Pharmacologically controlled protein switch for ON-OFF regulation of growth factor activity.

The precise manipulation of growth factor signaling is central to the progress of tissue engineering. Methods for direct time-resolved activation of signaling pathways through controlled receptor dimerization have been reported; however, these suffer from the risks associated with gene transfer. Here we present an alternative gene transfer-free approach in the form of a protein switch featuring pharmacologically controlled ON-OFF regulation of growth factor activity. The reversible operation of the switch enables stimulation of target processes within a defined period of time. The protein switch provides a means for both studying and manipulating signaling processes, and is thus believed to be a valuable tool for basic research as well as tissue engineering and biomedical applications.

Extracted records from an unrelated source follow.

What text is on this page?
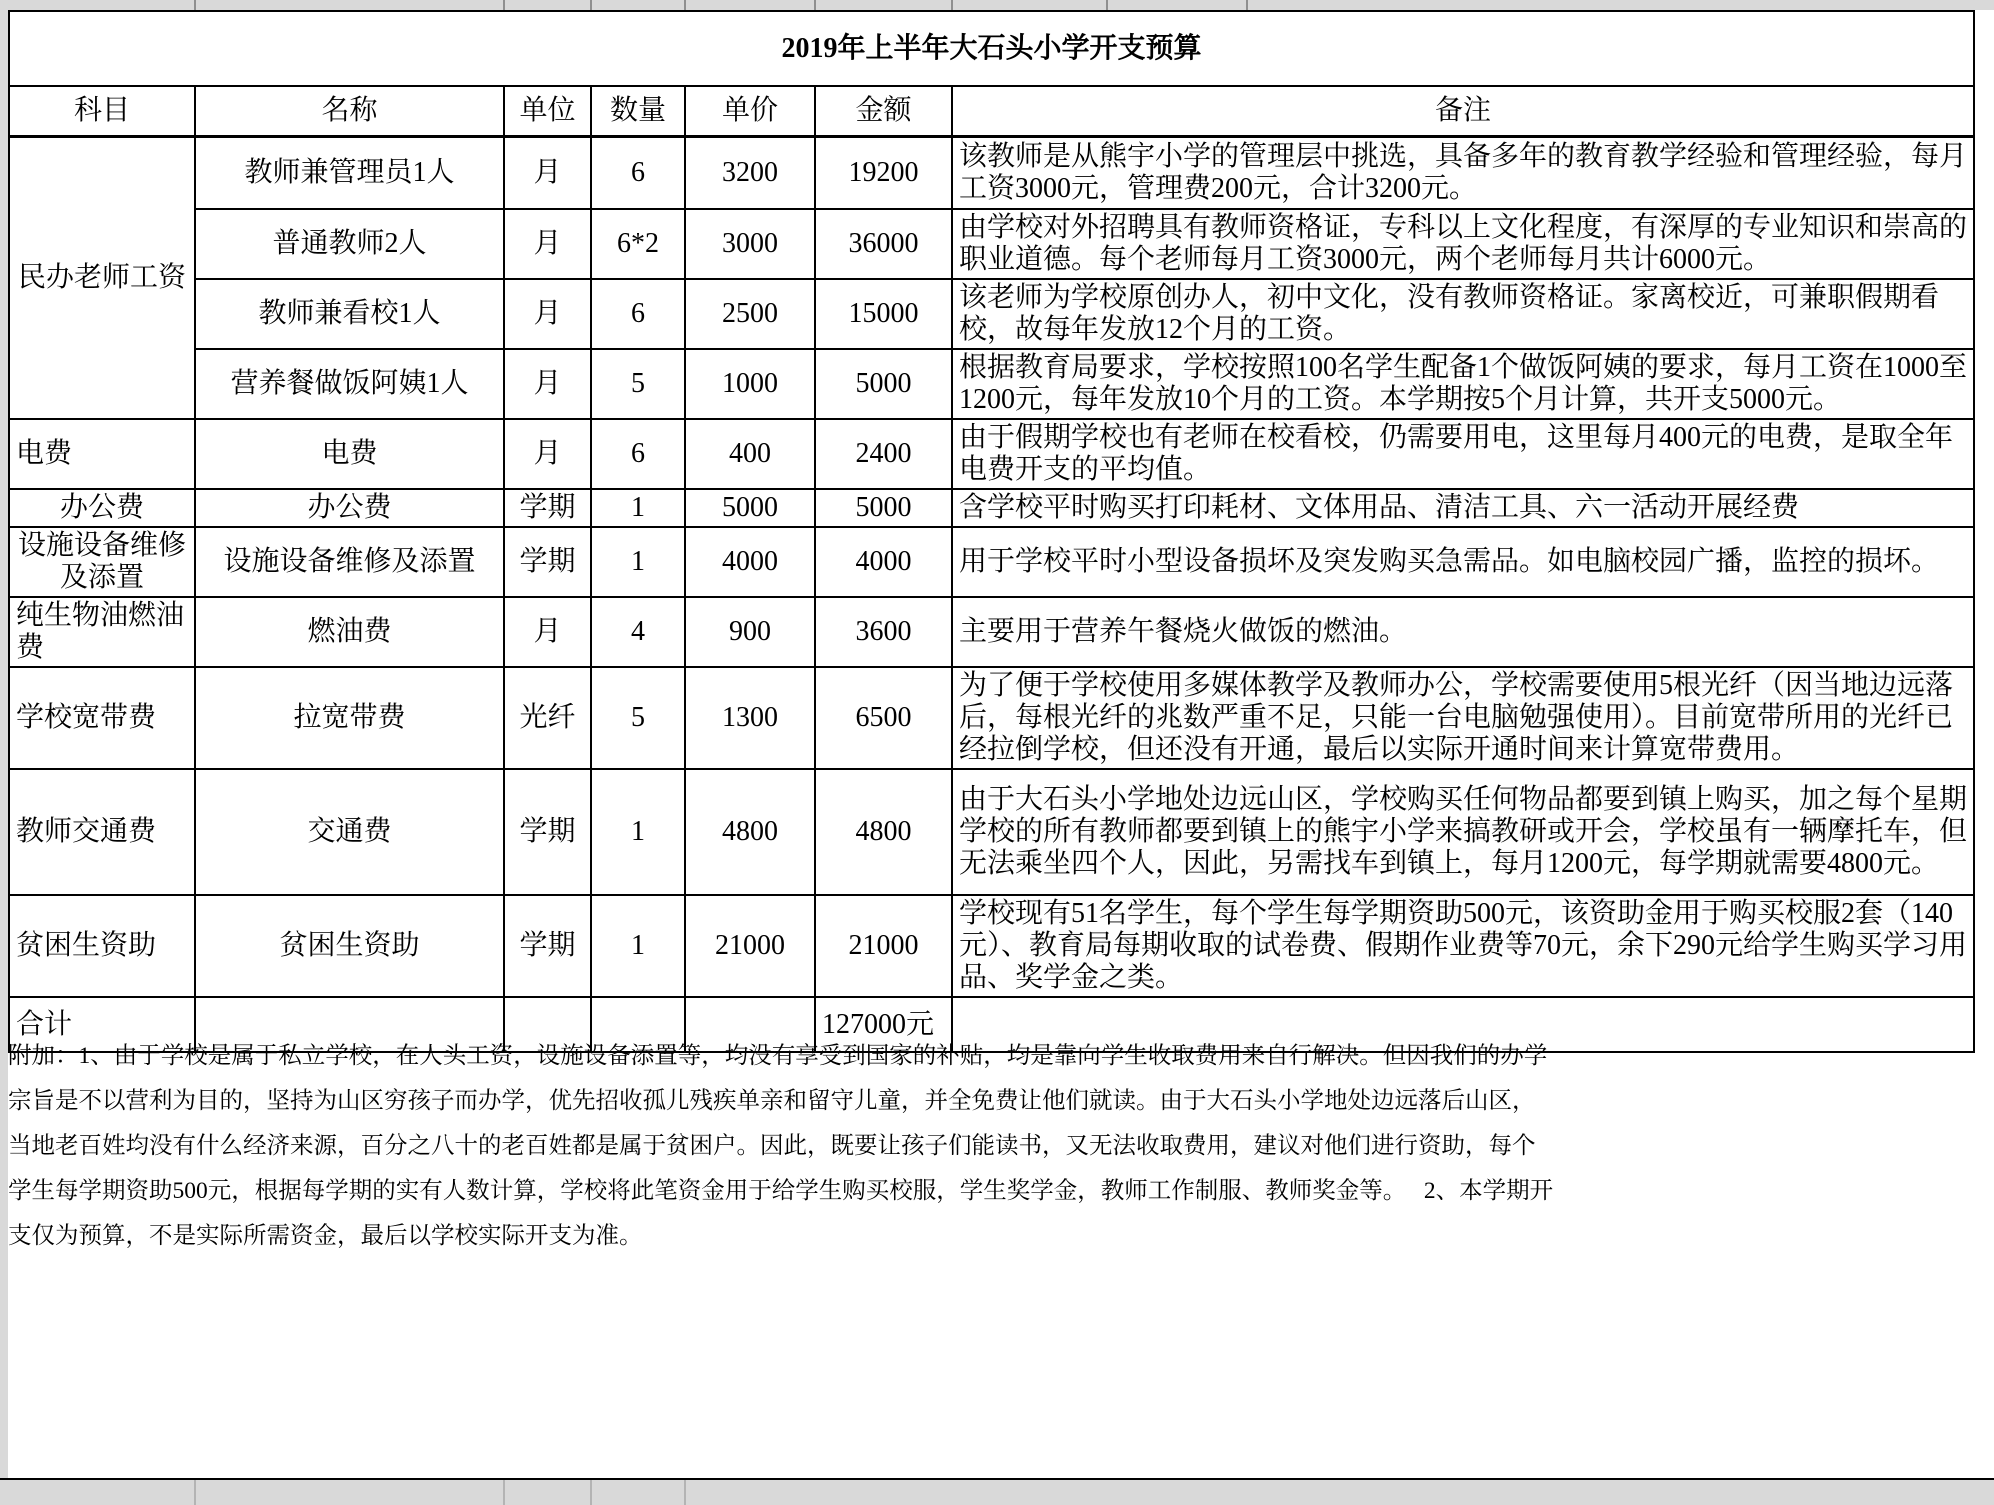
2019年上半年大石头小学开支预算						
科目	名称	单位	数量	单价	金额	备注
民办老师工资	教师兼管理员1人	月	6	3200	19200	该教师是从熊宇小学的管理层中挑选，具备多年的教育教学经验和管理经验，每月工资3000元，管理费200元，合计3200元。
	普通教师2人	月	6*2	3000	36000	由学校对外招聘具有教师资格证，专科以上文化程度，有深厚的专业知识和崇高的职业道德。每个老师每月工资3000元，两个老师每月共计6000元。
	教师兼看校1人	月	6	2500	15000	该老师为学校原创办人，初中文化，没有教师资格证。家离校近，可兼职假期看校，故每年发放12个月的工资。
	营养餐做饭阿姨1人	月	5	1000	5000	根据教育局要求，学校按照100名学生配备1个做饭阿姨的要求，每月工资在1000至1200元，每年发放10个月的工资。本学期按5个月计算，共开支5000元。
电费	电费	月	6	400	2400	由于假期学校也有老师在校看校，仍需要用电，这里每月400元的电费，是取全年电费开支的平均值。
办公费	办公费	学期	1	5000	5000	含学校平时购买打印耗材、文体用品、清洁工具、六一活动开展经费
设施设备维修及添置	设施设备维修及添置	学期	1	4000	4000	用于学校平时小型设备损坏及突发购买急需品。如电脑校园广播，监控的损坏。
纯生物油燃油费	燃油费	月	4	900	3600	主要用于营养午餐烧火做饭的燃油。
学校宽带费	拉宽带费	光纤	5	1300	6500	为了便于学校使用多媒体教学及教师办公，学校需要使用5根光纤（因当地边远落后，每根光纤的兆数严重不足，只能一台电脑勉强使用）。目前宽带所用的光纤已经拉倒学校，但还没有开通，最后以实际开通时间来计算宽带费用。
教师交通费	交通费	学期	1	4800	4800	由于大石头小学地处边远山区，学校购买任何物品都要到镇上购买，加之每个星期学校的所有教师都要到镇上的熊宇小学来搞教研或开会，学校虽有一辆摩托车，但无法乘坐四个人，因此，另需找车到镇上，每月1200元，每学期就需要4800元。
贫困生资助	贫困生资助	学期	1	21000	21000	学校现有51名学生，每个学生每学期资助500元，该资助金用于购买校服2套（140元）、教育局每期收取的试卷费、假期作业费等70元，余下290元给学生购买学习用品、奖学金之类。
合计					127000元	
附加：1、由于学校是属于私立学校，在人头工资，设施设备添置等，均没有享受到国家的补贴，均是靠向学生收取费用来自行解决。但因我们的办学宗旨是不以营利为目的，坚持为山区穷孩子而办学，优先招收孤儿残疾单亲和留守儿童，并全免费让他们就读。由于大石头小学地处边远落后山区，当地老百姓均没有什么经济来源，百分之八十的老百姓都是属于贫困户。因此，既要让孩子们能读书，又无法收取费用，建议对他们进行资助，每个学生每学期资助500元，根据每学期的实有人数计算，学校将此笔资金用于给学生购买校服，学生奖学金，教师工作制服、教师奖金等。　 2、本学期开支仅为预算，不是实际所需资金，最后以学校实际开支为准。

A generic strategy for pharmacological caging of growth factors for tissue engineering.

The caging of small molecules has revolutionized biological research by providing a means to regulate a wide range of processes. Here we report on a generic pharmacological method to cage proteins in a similar fashion. The present approach is of value in both fundamental and applied research, e.g. in tissue engineering.

Biomimetic hydrogels for controlled biomolecule delivery to augment bone regeneration.

The regeneration of large bone defects caused by trauma or disease remains a significant clinical problem. Although osteoinductive growth factors such as bone morphogenetic proteins have entered clinics, transplantation of autologous bone remains the gold standard to treat bone defects. The effective treatment of bone defects by protein therapeutics in humans requires quantities that exceed the physiological doses by several orders of magnitude. This not only results in very high treatment costs but also bears considerable risks for adverse side effects. These issues have motivated the development of biomaterials technologies allowing to better control biomolecule delivery from the solid phase. Here we review recent approaches to immobilize biomolecules by affinity binding or by covalent grafting to biomaterial matrices. We focus on biomaterials concepts that are inspired by extracellular matrix (ECM) biology and in particular the dynamic interaction of growth factors with the ECM. We highlight the value of synthetic, ECM-mimicking matrices for future technologies to study bone biology and develop the next generation of 'smart' implants.